Ahli Hukum Menguraikan Mekanisme HGB dan Inbreng pada Persidangan Aset PTPN

Proses pemberian Hak Guna Bangunan (HGB) dan mekanisme inbreng, yang merupakan penyetoran modal dalam bentuk non-uang oleh perseroan terbatas, memiliki landasan hukum yang terukur dan jelas.
Kewajiban untuk menyerahkan 20 persen dari lahan PT Perkebunan Nusantara (PTPN) sebagai aset negara dalam rangka transisi dari Hak Guna Usaha (HGU) ke HGB, saat ini masih belum memiliki petunjuk teknis yang memadai untuk pelaksanaannya.
Pernyataan ini disampaikan oleh Nurhasan Ismail, seorang pakar hukum tanah dan Guru Besar di Fakultas Hukum Universitas Gadjah Mada.
Ia menjelaskan bahwa ketentuan dalam Pasal 165 Peraturan Menteri Agraria dan Tata Ruang (Permen ATR) No 18 Tahun 2021, hingga kini belum dilengkapi dengan petunjuk teknis. Hal ini berimplikasi bahwa pelaksanaan kewajiban tersebut tidak dapat hanya berlandaskan pada satu aturan tunggal.

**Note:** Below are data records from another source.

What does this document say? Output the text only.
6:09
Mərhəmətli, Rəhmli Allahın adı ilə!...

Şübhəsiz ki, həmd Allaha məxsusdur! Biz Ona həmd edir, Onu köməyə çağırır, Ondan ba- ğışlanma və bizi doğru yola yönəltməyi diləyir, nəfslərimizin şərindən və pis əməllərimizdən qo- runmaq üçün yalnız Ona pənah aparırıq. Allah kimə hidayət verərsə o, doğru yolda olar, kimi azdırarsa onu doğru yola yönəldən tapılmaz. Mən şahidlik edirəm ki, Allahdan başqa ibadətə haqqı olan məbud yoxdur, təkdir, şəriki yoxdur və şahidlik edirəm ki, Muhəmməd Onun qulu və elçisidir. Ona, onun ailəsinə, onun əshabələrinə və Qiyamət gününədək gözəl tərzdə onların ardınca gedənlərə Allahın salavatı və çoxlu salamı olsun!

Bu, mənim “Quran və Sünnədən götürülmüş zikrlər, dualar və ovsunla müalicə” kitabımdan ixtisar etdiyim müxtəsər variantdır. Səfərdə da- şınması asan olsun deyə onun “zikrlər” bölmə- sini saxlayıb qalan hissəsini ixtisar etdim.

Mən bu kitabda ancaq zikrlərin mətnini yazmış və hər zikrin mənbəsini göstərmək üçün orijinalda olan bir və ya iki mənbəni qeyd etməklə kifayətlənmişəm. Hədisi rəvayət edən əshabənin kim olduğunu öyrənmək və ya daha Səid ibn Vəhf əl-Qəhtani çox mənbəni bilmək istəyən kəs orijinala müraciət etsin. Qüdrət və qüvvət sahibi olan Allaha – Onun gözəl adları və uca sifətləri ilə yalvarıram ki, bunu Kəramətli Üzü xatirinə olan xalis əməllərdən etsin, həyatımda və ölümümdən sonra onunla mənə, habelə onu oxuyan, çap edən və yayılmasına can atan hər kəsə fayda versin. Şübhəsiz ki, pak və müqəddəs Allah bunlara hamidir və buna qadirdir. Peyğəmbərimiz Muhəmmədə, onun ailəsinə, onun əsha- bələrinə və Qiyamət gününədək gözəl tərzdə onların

“Kewajiban 20 persen tersebut tidak bisa dimengerti hanya melalui Pasal 165, karena tidak ada penjelasan mengenai mekanisme dan prosedur penyerahannya. Kita juga harus mempertimbangkan Peraturan Presiden Nomor 86 Tahun 2018 yang kini telah digantikan oleh Nomor 62 Tahun 2023 dalam konteks reforma agraria,” ujarnya dalam keterangan resmi pada Selasa, 14 April 2026.
Nurhasan menambahkan bahwa perubahan status HGU menjadi HGB baru dapat dilakukan setelah adanya pembaruan rencana tata ruang wilayah (RTRW) dan persetujuan dari kementerian terkait.
Dia juga menekankan perbedaan antara “pemberian” dan “perubahan” hak atas tanah. Pemberian hak terjadi ketika tanah telah menjadi milik negara, sedangkan perubahan hak diterapkan pada tanah yang masih memiliki hak yang melekat.
Dalam konteks yang dihadapi oleh PTPN, Nurhasan menegaskan bahwa yang terjadi adalah pemberian hak, bukan sekadar perubahan, karena HGU telah dilepaskan sebelumnya.
Pernyataan tersebut disampaikan saat ia berperan sebagai saksi ahli dalam sidang yang membahas dugaan korupsi terkait penjualan aset PTPN di Pengadilan Negeri Medan, Sumatra Utara, pada Senin, 13 April 2026.
Selain Nurhasan, sidang ini juga menghadirkan saksi ahli lainnya, yaitu Yagus Suyadi dari Universitas Jayabaya dan Nindyo Pramono, Guru Besar Hukum Bisnis UGM. Yagus berpendapat bahwa kasus ini lebih tepat jika merujuk pada Pasal 88 Permen ATR No 18 Tahun 2021, yang mengatur tentang pemberian hak.
“Proses pengajuan HGB dari tanah eks HGU yang telah dilepaskan dan menjadi tanah negara adalah langkah yang sah dan sesuai dengan ketentuan hukum,” jelasnya. Sementara itu, Nindyo menjelaskan lebih lanjut mengenai mekanisme inbreng yang terlibat dalam kasus ini, yaitu penyetoran modal oleh badan hukum kepada anak usaha.